—Oh!... oui!... vive l'Empereur!... vive Napoléon!...
[XVIII]
LA PLAINE DE GRENELLE
Malet avait pénétré seul à l'État-Major. Il montait allègrement l'escalier. Tout lui réussissait. Il n'avait plus qu'à donner une poignée de main au chef d'état-major Doucet, à lui confirmer son grade de général, et à travailler, avec le successeur du sous-chef Laborde, à l'expédition des nouvelles instructions aux chefs de corps.
Donc une simple formalité, une prise de possession rapide et sans obstacles prévus.
La rencontre qu'il venait de faire sur la place de ce vieux soldat, l'ancien tambour-major de la garde, lui semblait d'excellent augure. Les anciens troupiers de la République, les grognards de Napoléon venaient à lui. On était décidément las du despote et le cri: A bas le tyran! comme à Rome, au jour de la mort de César, allait s'échapper de toutes les poitrines.
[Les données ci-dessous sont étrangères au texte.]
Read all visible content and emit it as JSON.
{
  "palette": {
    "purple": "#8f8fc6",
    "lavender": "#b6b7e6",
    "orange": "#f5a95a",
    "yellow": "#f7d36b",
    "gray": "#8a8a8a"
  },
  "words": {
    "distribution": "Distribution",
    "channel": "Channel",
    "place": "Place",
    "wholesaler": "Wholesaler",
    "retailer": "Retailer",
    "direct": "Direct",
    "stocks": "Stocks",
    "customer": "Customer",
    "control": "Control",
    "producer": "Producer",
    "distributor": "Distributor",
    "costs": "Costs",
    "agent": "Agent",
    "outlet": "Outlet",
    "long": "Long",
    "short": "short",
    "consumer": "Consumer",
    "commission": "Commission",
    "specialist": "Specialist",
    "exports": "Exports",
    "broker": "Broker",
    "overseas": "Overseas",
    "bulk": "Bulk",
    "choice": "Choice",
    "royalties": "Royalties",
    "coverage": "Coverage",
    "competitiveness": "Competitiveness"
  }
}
Ce fut en souriant qu'il entra dans le cabinet du chef d'état-major Doucet.
Il lui tendit la main et lui dit:
—Général, je viens m'entendre avec vous pour les mesures à prendre...
Doucet, assis, paraissait hésitant. Il soupçonnait l'imposture.
Le sous-chef d'état-major Laborde, très suspect aux yeux de Malet, parut tout à coup.